Qual recado fica para o empresário do varejo?

O consumidor é o maior patrimônio de qualquer fornecedor. Consumidor satisfeito fala para outros consumidores. Precisa atender bem, ainda que a gente saiba que alguns consumidores não têm razão. Precisa explicar e ele vai voltar satisfeito. Coloque gente na ponta para atender. Mantenha backup para resolver as intercorrências e não deixar o problema crescer. A gente vê pequenos contratempos evoluírem e virarem um passivo enorme. Há cidades onde a concorrência é menor e o exclusivo acaba abusando disso. Para o consumidor, quanto mais concorrência, melhor. É difícil, porque as grandes redes conseguem negociar pelo prazo, preço e quantidade. Desde que não seja uma concorrência predatória, está dentro das regras do jogo.

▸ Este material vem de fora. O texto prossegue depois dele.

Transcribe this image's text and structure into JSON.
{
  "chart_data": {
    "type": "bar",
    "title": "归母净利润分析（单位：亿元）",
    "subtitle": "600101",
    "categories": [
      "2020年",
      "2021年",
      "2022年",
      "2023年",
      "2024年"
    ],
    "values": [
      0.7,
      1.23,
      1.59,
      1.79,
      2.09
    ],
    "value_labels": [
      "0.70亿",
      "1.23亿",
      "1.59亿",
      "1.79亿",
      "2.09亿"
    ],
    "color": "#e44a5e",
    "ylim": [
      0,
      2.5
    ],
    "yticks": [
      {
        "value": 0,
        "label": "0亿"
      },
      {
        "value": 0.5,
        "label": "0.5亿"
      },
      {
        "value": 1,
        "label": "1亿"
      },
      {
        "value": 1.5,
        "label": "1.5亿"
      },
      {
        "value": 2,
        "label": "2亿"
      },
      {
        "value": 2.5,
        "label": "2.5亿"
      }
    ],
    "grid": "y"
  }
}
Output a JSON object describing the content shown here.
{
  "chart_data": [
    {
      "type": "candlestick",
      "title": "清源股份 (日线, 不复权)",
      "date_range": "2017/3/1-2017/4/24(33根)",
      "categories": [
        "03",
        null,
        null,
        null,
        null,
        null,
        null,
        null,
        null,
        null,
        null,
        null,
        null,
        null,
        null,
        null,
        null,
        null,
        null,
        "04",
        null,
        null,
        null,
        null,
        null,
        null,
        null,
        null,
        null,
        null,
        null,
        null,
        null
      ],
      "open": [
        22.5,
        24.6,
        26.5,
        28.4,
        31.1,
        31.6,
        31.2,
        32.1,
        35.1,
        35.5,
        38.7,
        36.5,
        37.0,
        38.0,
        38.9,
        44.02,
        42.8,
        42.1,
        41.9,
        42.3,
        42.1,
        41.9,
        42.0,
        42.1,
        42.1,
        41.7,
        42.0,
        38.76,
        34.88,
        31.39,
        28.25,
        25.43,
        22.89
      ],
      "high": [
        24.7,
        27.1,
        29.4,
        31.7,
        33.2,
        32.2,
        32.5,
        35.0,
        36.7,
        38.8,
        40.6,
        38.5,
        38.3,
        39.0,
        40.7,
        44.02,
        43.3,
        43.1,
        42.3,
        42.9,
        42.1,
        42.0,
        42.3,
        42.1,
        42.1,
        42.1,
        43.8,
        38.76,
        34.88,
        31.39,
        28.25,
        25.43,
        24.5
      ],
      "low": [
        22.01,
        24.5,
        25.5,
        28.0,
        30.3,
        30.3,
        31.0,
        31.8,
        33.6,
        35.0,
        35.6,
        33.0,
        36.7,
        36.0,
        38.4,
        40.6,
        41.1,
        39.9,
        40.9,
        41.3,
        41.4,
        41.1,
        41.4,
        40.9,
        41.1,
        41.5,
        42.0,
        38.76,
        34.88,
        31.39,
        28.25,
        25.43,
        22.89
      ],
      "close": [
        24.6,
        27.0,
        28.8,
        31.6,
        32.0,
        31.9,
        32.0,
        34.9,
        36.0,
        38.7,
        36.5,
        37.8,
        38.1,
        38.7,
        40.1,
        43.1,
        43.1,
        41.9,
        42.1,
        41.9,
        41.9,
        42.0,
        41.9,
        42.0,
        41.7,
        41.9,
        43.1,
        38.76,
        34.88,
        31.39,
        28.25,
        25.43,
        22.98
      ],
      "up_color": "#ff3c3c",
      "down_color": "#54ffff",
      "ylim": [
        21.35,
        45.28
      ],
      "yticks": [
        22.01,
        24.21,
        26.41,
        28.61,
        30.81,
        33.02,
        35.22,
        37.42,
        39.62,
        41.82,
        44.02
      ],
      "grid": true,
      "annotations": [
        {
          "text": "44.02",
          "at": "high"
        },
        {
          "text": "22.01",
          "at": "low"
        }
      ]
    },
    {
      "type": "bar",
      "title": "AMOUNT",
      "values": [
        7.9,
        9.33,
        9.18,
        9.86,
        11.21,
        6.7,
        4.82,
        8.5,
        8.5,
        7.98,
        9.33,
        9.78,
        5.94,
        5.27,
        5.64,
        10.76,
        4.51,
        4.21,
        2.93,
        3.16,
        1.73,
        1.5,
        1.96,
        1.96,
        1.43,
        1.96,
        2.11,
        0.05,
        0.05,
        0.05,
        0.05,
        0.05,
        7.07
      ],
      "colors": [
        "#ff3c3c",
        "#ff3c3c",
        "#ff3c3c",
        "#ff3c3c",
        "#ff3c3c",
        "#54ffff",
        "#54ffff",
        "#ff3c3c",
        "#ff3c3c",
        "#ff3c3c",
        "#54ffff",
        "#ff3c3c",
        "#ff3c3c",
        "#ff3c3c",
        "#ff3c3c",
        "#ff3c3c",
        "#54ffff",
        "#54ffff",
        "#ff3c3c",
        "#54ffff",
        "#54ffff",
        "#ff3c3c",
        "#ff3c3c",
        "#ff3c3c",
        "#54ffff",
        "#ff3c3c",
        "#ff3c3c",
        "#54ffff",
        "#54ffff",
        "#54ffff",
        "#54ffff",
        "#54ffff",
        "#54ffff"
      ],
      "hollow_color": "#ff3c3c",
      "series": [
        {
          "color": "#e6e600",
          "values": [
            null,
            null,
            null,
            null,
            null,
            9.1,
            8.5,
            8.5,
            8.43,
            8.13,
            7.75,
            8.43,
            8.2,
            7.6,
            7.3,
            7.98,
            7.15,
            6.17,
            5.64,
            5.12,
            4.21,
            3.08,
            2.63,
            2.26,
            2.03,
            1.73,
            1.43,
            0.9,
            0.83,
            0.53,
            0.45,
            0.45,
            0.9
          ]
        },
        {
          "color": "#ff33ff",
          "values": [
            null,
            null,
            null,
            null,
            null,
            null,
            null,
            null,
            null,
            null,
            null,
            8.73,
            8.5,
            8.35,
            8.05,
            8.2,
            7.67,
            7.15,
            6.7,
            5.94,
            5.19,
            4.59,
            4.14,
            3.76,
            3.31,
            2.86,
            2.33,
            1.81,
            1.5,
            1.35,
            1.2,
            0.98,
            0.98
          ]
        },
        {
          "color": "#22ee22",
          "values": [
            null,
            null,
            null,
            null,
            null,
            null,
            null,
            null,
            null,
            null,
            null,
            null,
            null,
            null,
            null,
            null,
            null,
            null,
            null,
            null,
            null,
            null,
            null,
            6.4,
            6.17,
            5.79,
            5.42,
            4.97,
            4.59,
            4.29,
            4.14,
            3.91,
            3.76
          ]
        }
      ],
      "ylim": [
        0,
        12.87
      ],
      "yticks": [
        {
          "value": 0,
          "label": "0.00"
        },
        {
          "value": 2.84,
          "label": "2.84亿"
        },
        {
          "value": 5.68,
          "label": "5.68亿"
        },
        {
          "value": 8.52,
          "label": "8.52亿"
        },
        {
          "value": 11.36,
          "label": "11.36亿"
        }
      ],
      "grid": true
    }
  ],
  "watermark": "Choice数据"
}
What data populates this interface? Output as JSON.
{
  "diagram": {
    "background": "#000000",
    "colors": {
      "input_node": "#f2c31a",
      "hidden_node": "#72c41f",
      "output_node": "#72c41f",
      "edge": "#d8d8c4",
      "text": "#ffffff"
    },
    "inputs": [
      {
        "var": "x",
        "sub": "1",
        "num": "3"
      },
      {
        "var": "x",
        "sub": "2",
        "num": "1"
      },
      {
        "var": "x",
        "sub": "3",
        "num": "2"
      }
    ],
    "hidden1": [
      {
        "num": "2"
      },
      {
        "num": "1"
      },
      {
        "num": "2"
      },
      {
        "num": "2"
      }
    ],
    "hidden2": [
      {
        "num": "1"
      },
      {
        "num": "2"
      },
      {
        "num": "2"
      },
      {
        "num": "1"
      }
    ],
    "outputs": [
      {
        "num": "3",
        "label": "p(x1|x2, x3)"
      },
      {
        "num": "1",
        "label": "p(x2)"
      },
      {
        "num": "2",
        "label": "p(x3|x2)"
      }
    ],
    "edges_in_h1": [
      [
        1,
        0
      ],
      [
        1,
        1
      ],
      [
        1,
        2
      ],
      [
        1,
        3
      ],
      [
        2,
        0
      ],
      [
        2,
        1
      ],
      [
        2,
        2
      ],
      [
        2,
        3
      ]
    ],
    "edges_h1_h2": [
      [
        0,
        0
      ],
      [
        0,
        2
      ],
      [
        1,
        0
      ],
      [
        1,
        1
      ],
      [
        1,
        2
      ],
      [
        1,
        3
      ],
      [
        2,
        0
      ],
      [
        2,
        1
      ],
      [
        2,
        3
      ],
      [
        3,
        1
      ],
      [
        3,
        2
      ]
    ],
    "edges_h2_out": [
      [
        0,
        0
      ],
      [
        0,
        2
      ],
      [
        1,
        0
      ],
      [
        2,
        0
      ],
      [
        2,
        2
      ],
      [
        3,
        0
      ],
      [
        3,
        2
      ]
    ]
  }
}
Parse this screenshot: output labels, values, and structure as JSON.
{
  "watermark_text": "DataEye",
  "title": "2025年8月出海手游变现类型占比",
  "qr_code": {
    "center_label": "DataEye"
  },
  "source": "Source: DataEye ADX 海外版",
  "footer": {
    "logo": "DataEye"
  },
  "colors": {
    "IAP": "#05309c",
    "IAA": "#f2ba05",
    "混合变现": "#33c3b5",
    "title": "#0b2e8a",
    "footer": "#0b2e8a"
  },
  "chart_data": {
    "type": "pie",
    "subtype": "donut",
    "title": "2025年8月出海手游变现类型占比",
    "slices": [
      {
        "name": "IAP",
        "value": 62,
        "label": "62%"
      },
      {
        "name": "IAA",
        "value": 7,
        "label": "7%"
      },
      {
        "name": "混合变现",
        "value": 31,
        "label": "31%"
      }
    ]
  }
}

Por fim, o Código de Defesa do Consumidor é cumprido amplamente no país? Há muita disparidade?

Encontro diferenças gritantes dos Procons por esse Brasil afora. A prioridade da minha atuação é difundir o conhecimento do Código por  todo o país, implantar Procon nas regiões norte e nordeste, assim como divulgar e incentivar o uso da plataforma consumidor.gov.br.